US President Donald Trump’s meeting with representatives of Big Pharma, scheduled for Tuesday, will be watched closely by drug makers around the world including India.

The cost of delivering healthcare has always played a critical role in US elections and large drugmakers have often borne the brunt of the Presidential campaign rhetoric. This time may be no different, say industry watchers, adding, however, that Covid-19 could have changed things — the rising US toll from the novel coronavirus has hammered home the message of affordable and accessible healthcare.

The US President’s meeting with drug company heads comes after he signed four executive orders on drug pricing late last week. The aim was to get less expensive drugs for Americans by pricing them along the lines of that paid in other countries.

Trump called it the “granddaddy” of the orders signed and said it would “end global freeloading on the backs of American patients and American seniors. For decades, our citizens have paid the highest prices for drugs — prescription drugs — anywhere in the world...”

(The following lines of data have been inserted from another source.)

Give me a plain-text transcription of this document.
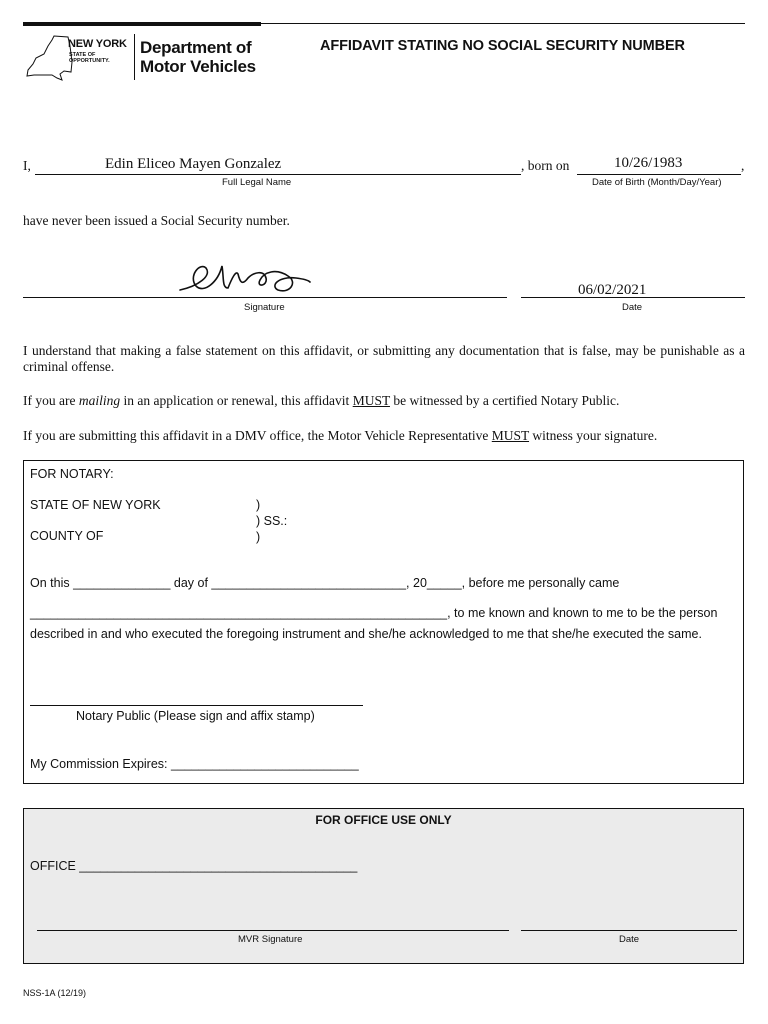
NEW YORK
STATE OF
OPPORTUNITY.
Department of
Motor Vehicles
AFFIDAVIT STATING NO SOCIAL SECURITY NUMBER
I,	Edin Eliceo Mayen Gonzalez
Full Legal Name
, born on	10/26/1983	,
Date of Birth (Month/Day/Year)
have never been issued a Social Security number.
Signature
06/02/2021
Date
I understand that making a false statement on this affidavit, or submitting any documentation that is false, may be punishable as a criminal offense.
If you are mailing in an application or renewal, this affidavit MUST be witnessed by a certified Notary Public.
If you are submitting this affidavit in a DMV office, the Motor Vehicle Representative MUST witness your signature.
FOR NOTARY:
STATE OF NEW YORK	)
) SS.:
)
COUNTY OF
On this ______________ day of ____________________________, 20_____, before me personally came
____________________________________________________________, to me known and known to me to be the person
described in and who executed the foregoing instrument and she/he acknowledged to me that she/he executed the same.
Notary Public (Please sign and affix stamp)
My Commission Expires: ___________________________
FOR OFFICE USE ONLY
OFFICE ________________________________________
MVR Signature	Date
NSS-1A (12/19)
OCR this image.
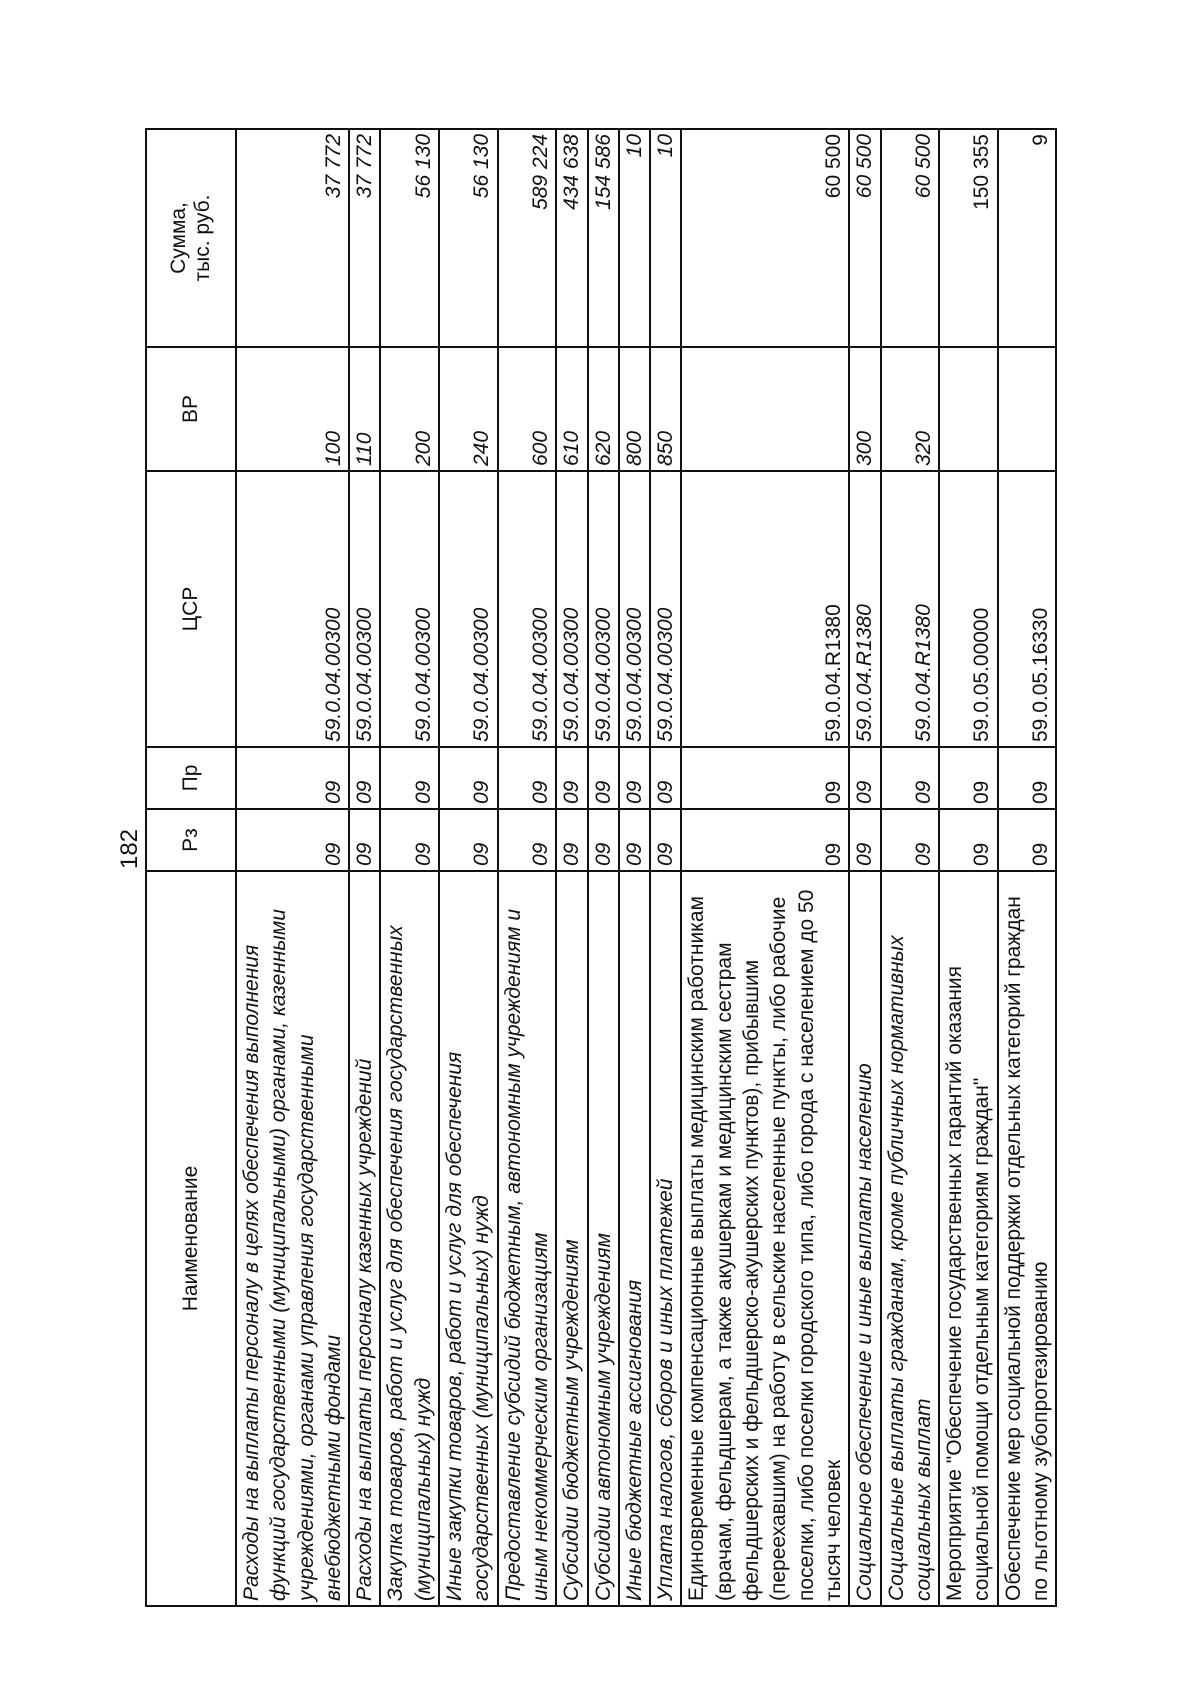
182
Наименование	Рз	Пр	ЦСР	ВР	Сумма,
тыс. руб.
Расходы на выплаты персоналу в целях обеспечения выполнения функций государственными (муниципальными) органами, казенными учреждениями, органами управления государственными внебюджетными фондами	09	09	59.0.04.00300	100	37 772
Расходы на выплаты персоналу казенных учреждений	09	09	59.0.04.00300	110	37 772
Закупка товаров, работ и услуг для обеспечения государственных (муниципальных) нужд	09	09	59.0.04.00300	200	56 130
Иные закупки товаров, работ и услуг для обеспечения государственных (муниципальных) нужд	09	09	59.0.04.00300	240	56 130
Предоставление субсидий бюджетным, автономным учреждениям и иным некоммерческим организациям	09	09	59.0.04.00300	600	589 224
Субсидии бюджетным учреждениям	09	09	59.0.04.00300	610	434 638
Субсидии автономным учреждениям	09	09	59.0.04.00300	620	154 586
Иные бюджетные ассигнования	09	09	59.0.04.00300	800	10
Уплата налогов, сборов и иных платежей	09	09	59.0.04.00300	850	10
Единовременные компенсационные выплаты медицинским работникам (врачам, фельдшерам, а также акушеркам и медицинским сестрам фельдшерских и фельдшерско-акушерских пунктов), прибывшим (переехавшим) на работу в сельские населенные пункты, либо рабочие поселки, либо поселки городского типа, либо города с населением до 50 тысяч человек	09	09	59.0.04.R1380		60 500
Социальное обеспечение и иные выплаты населению	09	09	59.0.04.R1380	300	60 500
Социальные выплаты гражданам, кроме публичных нормативных социальных выплат	09	09	59.0.04.R1380	320	60 500
Мероприятие "Обеспечение государственных гарантий оказания социальной помощи отдельным категориям граждан"	09	09	59.0.05.00000		150 355
Обеспечение мер социальной поддержки отдельных категорий граждан по льготному зубопротезированию	09	09	59.0.05.16330		9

“Foreign nations have paid vastly less for the exact same drug — again, in the exact same box, from the exact same plant, from the exact same company. They would pay 10 per cent, 20 per cent, 30 per cent what our people are paying,” he said, adding that a pill that sold for $1 in some countries were priced at $ 7/8 in the US. “Same exact pill. We pay 80 per cent more than nations like Germany, Canada, and others for some of the most expensive medicines, identical in all respects,” he said.

‘Radical’ policy

Reacting to the development, Pharmaceutical Research and Manufacturers of America President and Chief Executive Stephen J. Ubl called it a “radical and dangerous” policy to pursue.

“The research-based biopharmaceutical industry has been working around the clock to develop therapeutics and vaccines to treat and prevent Covid-19. The administration’s proposal today is a reckless distraction that impedes our ability to respond to the current pandemic — and those we could face in the future. It jeopardises American leadership that rewards risk-taking and innovation and threatens the hope of patients who need better treatments and cures,” the PhRMA head said in a statement.

Discounts and reference pricing

While comment is being reserved just yet, an Indian industry expert said they will watch how Trump moves on removing discounts, allowing medicines from Canada and on reference pricing. Much will depend on details and implementation, the expert said. And, the present Government has just about 100 days left, he pointed out.

Interestingly, some multinationals follow a differential pricing policy in India, pricing their drugs much lower than its cost in the US.

India has a long relationship with the US, with the biggest Indian pharma companies shipping less-expensive, generically similar drugs and speciality medicines to the US. India accounts for about 40 percent of the generic medicines in the US and is home to the largest number of US Food and Drug Administration-approved plants outside the US.